Re: Debian needs more buildds. It has offers. They aren't being accepted.
Scripsit Will Newton <firstname.lastname@example.org>
> On Thursday 19 Feb 2004 10:30 pm, Henning Makholm wrote:
> > the DAM? There has to be someone in that position, someone with the
> > guts to sometimes say no where the AM has said yes. And it is
> > desirable that, if possible, it is the same person each time, for
> > consistency in the processs.
> I disagree. I don't think it is desirable that it be one person and
> they be "consistent". I belive that will risks a monoculture of
> developers. If, as seems to be have been suggested, the DAM has a
> problem with impatient people, then we get no impatient people in
> Debian, regardless of ability.
Well, it certainly doesn't *seem* like Debian has any shortage of
Remember to optimise for the common case. The common case is that
someone who gets thumbs-up from his AM is indeed qualified to become a
member. That is the case that needs to be efficient, and it's not
going to be efficient to double or triple the number of people who
need to read through the application's proceedings and form an
opinion. As one who has recently went through the process of answering
the standard question sets, I can attest that it takes forever to
*write down* the answers, even if one knows most of them in
advance. Reading them is of course somewhat faster, but I would be
surprised if it is possible to form a qualified opinion about an
application in less than a couple of hours. And writing a
well-reasoned account of one's deliberations for public consumption
could easily take an hour more than making the decision in the first
The less common case, where the material collected by the AM does
*not* convince the DAM of the applicant's suitability, is where it
becomes relevant to include committees. And that is indeed what
happens, at least if the information on
is to be believed. If it is not to be belived (i.e, if the DAM goes on
a spree and starts using "ultimate" rejections regularly), I am sure
some of the committee members are going to notice and cry havoc. It's
a rather big committee, and it would be extremely difficult to say
with a straight face that they are all in the same cabal.

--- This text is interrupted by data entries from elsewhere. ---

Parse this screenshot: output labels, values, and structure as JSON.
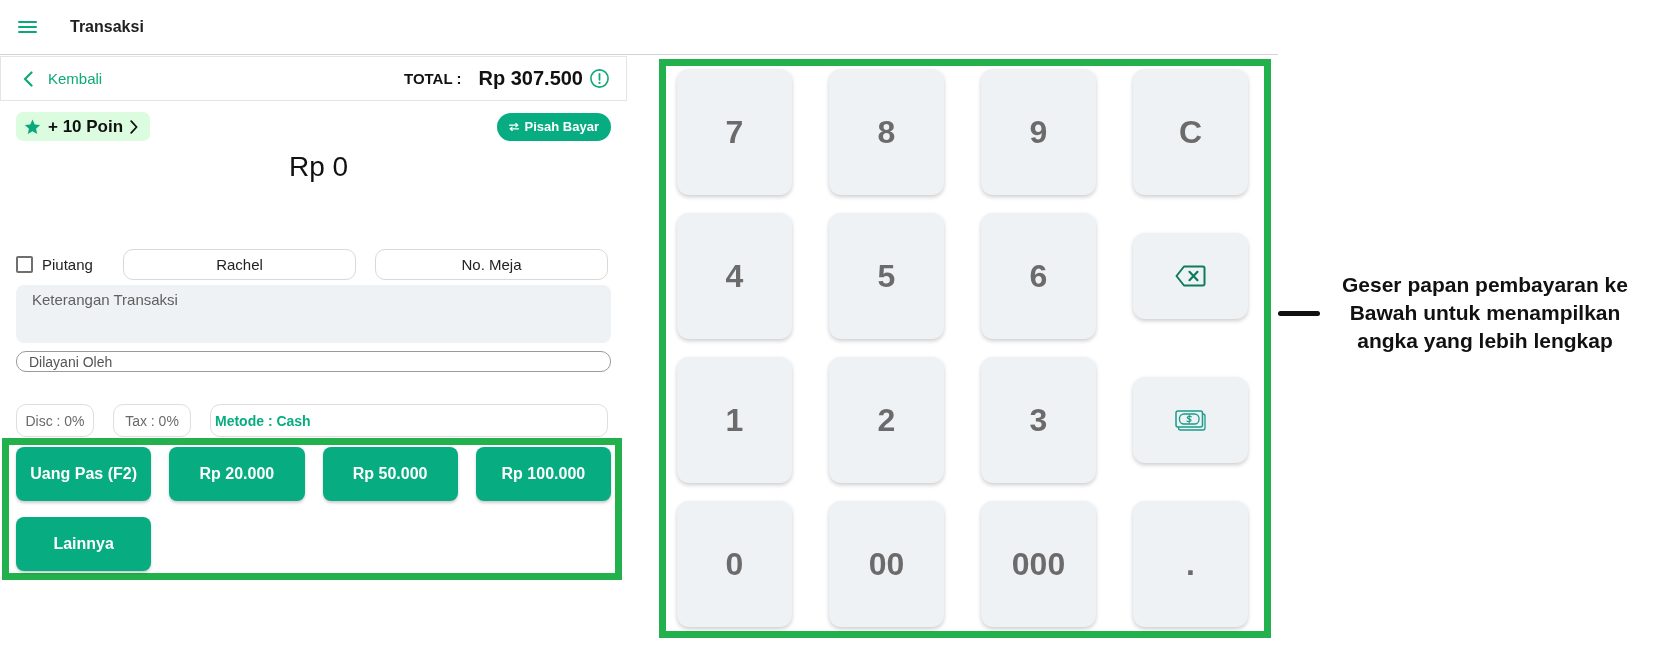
{
  "header": {
    "title": "Transaksi"
  },
  "summary_bar": {
    "back_label": "Kembali",
    "total_label": "TOTAL :",
    "total_value": "Rp 307.500"
  },
  "points_button": {
    "label": "+ 10 Poin"
  },
  "split_button": {
    "label": "Pisah Bayar"
  },
  "amount_display": "Rp 0",
  "debt_checkbox": {
    "label": "Piutang",
    "checked": false
  },
  "customer_button": {
    "label": "Rachel"
  },
  "table_button": {
    "label": "No. Meja"
  },
  "note_field": {
    "placeholder": "Keterangan Transaksi"
  },
  "served_by_field": {
    "placeholder": "Dilayani Oleh"
  },
  "chips": [
    {
      "kind": "discount",
      "label": "Disc : 0%"
    },
    {
      "kind": "tax",
      "label": "Tax : 0%"
    },
    {
      "kind": "method",
      "label": "Metode : Cash"
    }
  ],
  "quick_cash_buttons": [
    "Uang Pas (F2)",
    "Rp 20.000",
    "Rp 50.000",
    "Rp 100.000",
    "Lainnya"
  ],
  "keypad": [
    {
      "kind": "digit",
      "label": "7"
    },
    {
      "kind": "digit",
      "label": "8"
    },
    {
      "kind": "digit",
      "label": "9"
    },
    {
      "kind": "clear",
      "label": "C"
    },
    {
      "kind": "digit",
      "label": "4"
    },
    {
      "kind": "digit",
      "label": "5"
    },
    {
      "kind": "digit",
      "label": "6"
    },
    {
      "kind": "backspace"
    },
    {
      "kind": "digit",
      "label": "1"
    },
    {
      "kind": "digit",
      "label": "2"
    },
    {
      "kind": "digit",
      "label": "3"
    },
    {
      "kind": "cash"
    },
    {
      "kind": "digit",
      "label": "0"
    },
    {
      "kind": "digit",
      "label": "00"
    },
    {
      "kind": "digit",
      "label": "000"
    },
    {
      "kind": "decimal",
      "label": "."
    }
  ],
  "callout": {
    "text": "Geser papan pembayaran ke Bawah untuk menampilkan angka yang lebih lengkap"
  }
}
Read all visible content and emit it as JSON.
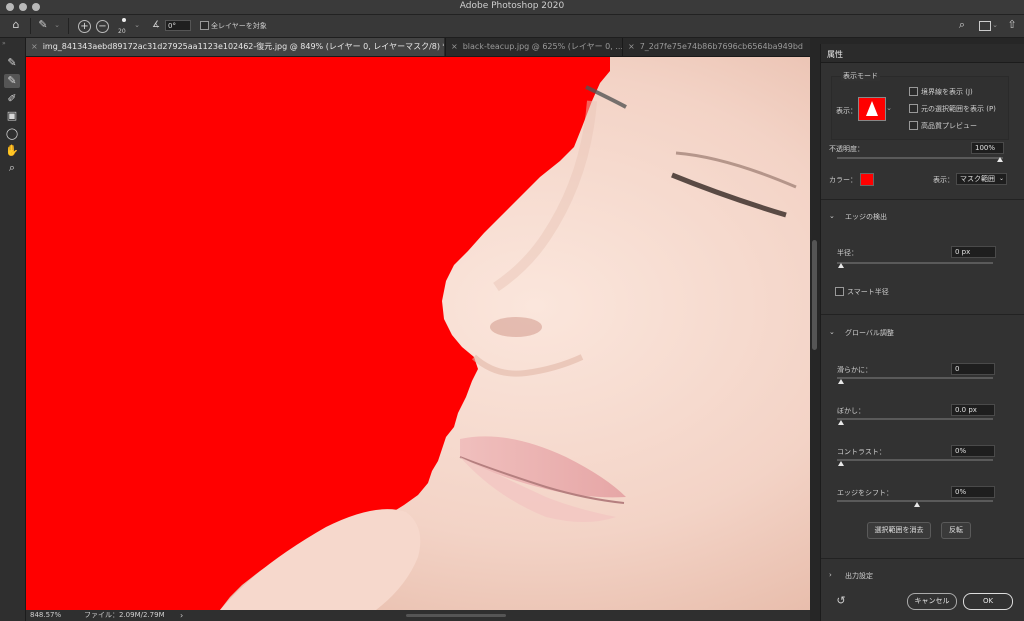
{
  "app": {
    "title": "Adobe Photoshop 2020"
  },
  "options": {
    "brush_size": "20",
    "angle": "0°",
    "all_layers_label": "全レイヤーを対象"
  },
  "tabs": [
    {
      "label": "img_841343aebd89172ac31d27925aa1123e102462-復元.jpg @ 849% (レイヤー 0, レイヤーマスク/8) *",
      "active": true
    },
    {
      "label": "black-teacup.jpg @ 625% (レイヤー 0, ...",
      "active": false
    },
    {
      "label": "7_2d7fe75e74b86b7696cb6564ba949bd",
      "active": false
    }
  ],
  "status": {
    "zoom": "848.57%",
    "file": "ファイル：2.09M/2.79M",
    "arrow": "›"
  },
  "panel": {
    "tab_label": "属性",
    "view_mode": {
      "group_label": "表示モード",
      "view_label": "表示：",
      "show_edge": "境界線を表示 (J)",
      "show_original": "元の選択範囲を表示 (P)",
      "hq_preview": "高品質プレビュー"
    },
    "opacity_label": "不透明度：",
    "opacity_value": "100%",
    "color_label": "カラー：",
    "display_label": "表示：",
    "display_value": "マスク範囲",
    "edge_detection": {
      "title": "エッジの検出",
      "radius_label": "半径：",
      "radius_value": "0 px",
      "smart_radius": "スマート半径"
    },
    "global": {
      "title": "グローバル調整",
      "smooth_label": "滑らかに：",
      "smooth_value": "0",
      "feather_label": "ぼかし：",
      "feather_value": "0.0 px",
      "contrast_label": "コントラスト：",
      "contrast_value": "0%",
      "shift_label": "エッジをシフト：",
      "shift_value": "0%",
      "clear_selection": "選択範囲を消去",
      "invert": "反転"
    },
    "output_title": "出力設定",
    "cancel": "キャンセル",
    "ok": "OK"
  },
  "colors": {
    "mask_overlay": "#ff0000",
    "panel_bg": "#323232",
    "app_bg": "#262626"
  },
  "icons": [
    "home-icon",
    "brush-tool-icon",
    "add-icon",
    "subtract-icon",
    "angle-icon",
    "search-icon",
    "workspace-icon",
    "share-icon",
    "lasso-icon",
    "hand-icon",
    "zoom-icon",
    "reset-icon"
  ]
}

The final possibility for abuse that remains is if the DAM simply
stalls an applicant without rejecting him outright. However, unless we
see concrete evidence to the contrary, I prefer to believe that
stalling at the DAM stage is caused by hat overload rather than malice.
> 3. A public mailing list where all deliberations are archived (or even a
> debian-private alike list if that is too much).
I think that applicants who are going to be deservedly rejected would
much prefer not to have detailed explanations of why they suck
available to everyone who cares to type their name into Google.
> 4. If the a committee member (or DAM) has a personal problem with a
> NM, they should declare a conflict of interest
I'm fairly sure that most people in Debian who have personal problems
with someone else genuinely belive the problem to be an objective one
with the behaviour of that someone else.
> If it takes an email and someone else to add the key, so what?
It means that that email is going to have to propagate to the top yet
another person's to-do-list before the applicant has a key in the
keyring. And the perceived problem that most people are complaining
about is *not*, as far as I can tell, that people are being rejected
unfairly -- it is that the applicant waits too much.
> I think the monthly flamewar should be a hint.
It is a hint that there is at least a communication problem somewhere.
I am not convinced that it hints of a problem that can be mitigated
by adding more red tape to the process.
Henning Makholm "My fate? Servitude to the Embodiment of Whoops."